NRG1 fusions are rare; Merus estimates they occur in 3% of non-small cell lung cancer patients, 1.5% of pancreatic cancer cases and less than 1% of all other cancer types.
That said, targeting rare genetic abnormalities can be a good business strategy, as proven by Bayer’s Vitrakvi, approved by the FDA late last year to treat any cancer with TRK fusions. Analysts estimate sales of the drug could eventually hit $850 million per year.
Merus attracted some buzz a few years back with its impressive list of big-named backers, which included Novartis, Johnson & Johnson and Pfizer. It had to dial down its plan to raise $100 million in an initial public offering but still managed to pull in $55 million in May 2016. Later that year, it inked a $200 million deal with Incyte to develop bispecific antibodies.

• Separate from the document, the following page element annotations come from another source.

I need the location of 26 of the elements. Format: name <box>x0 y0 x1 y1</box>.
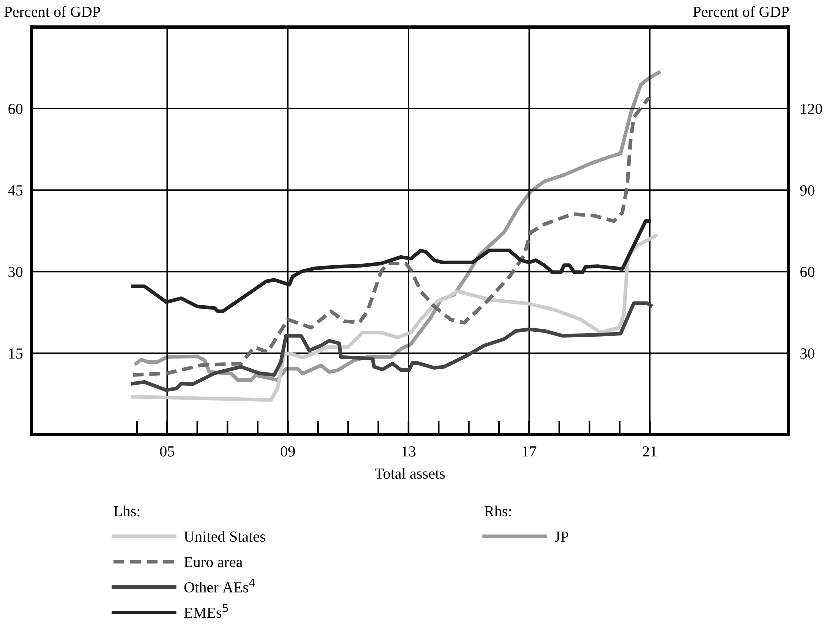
x-axis-title: Total assets <box>375 468 446 480</box>
y2-tick-label: 90 <box>800 186 815 196</box>
line-series <box>131 234 658 402</box>
legend-label: United States <box>184 531 266 542</box>
x-tick-label: 05 <box>160 446 174 457</box>
text: Rhs: <box>484 506 512 517</box>
y-tick-label: 45 <box>8 186 23 196</box>
y2-tick-label: 30 <box>800 348 815 359</box>
line-series <box>131 302 653 392</box>
y2-tick-label: 120 <box>801 104 822 114</box>
x-tick-label: 21 <box>643 446 657 457</box>
y-tick-label: 60 <box>8 104 23 114</box>
legend-label: Other AEs$^{4}$ <box>184 578 256 593</box>
y2-axis-title: Percent of GDP <box>693 6 790 18</box>
y-tick-label: 15 <box>9 348 23 359</box>
legend-label: JP <box>554 532 569 542</box>
x-tick-label: 13 <box>402 446 416 457</box>
y-tick-label: 30 <box>8 267 23 278</box>
x-tick-label: 09 <box>281 446 296 457</box>
y2-tick-label: 60 <box>800 267 815 278</box>
legend-label: Euro area <box>184 557 243 568</box>
legend-label: EMEs$^{5}$ <box>184 604 228 618</box>
text: Lhs: <box>114 506 140 517</box>
x-tick-label: 17 <box>523 446 537 457</box>
y-axis-title: Percent of GDP <box>4 6 100 18</box>
line-series <box>131 220 651 314</box>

During the conference call, one analyst asked if Merus has a good handle on why some patients with NRG1 fusions do better on zenocutuzumab than others. He wondered, could other genetic abnormalities be present that could make patients resistant to the drug, even if they have an NRG1 fusion? Logtenberg acknowledged that the impact of other cancer-promoting genes on the efficacy of the drug has yet to be determined.
In lung cancer in particular, “fully understanding the genomic mutational status of these patients will be imperative going forward to understand why certain patients will have responses and other have not,” Logtenberg said. “That’s obviously a work in progress.”
The trial of zenocutuzumab in solid tumor patients with NRG1 fusions will enroll 250 patients and is estimated to finish in late 2022.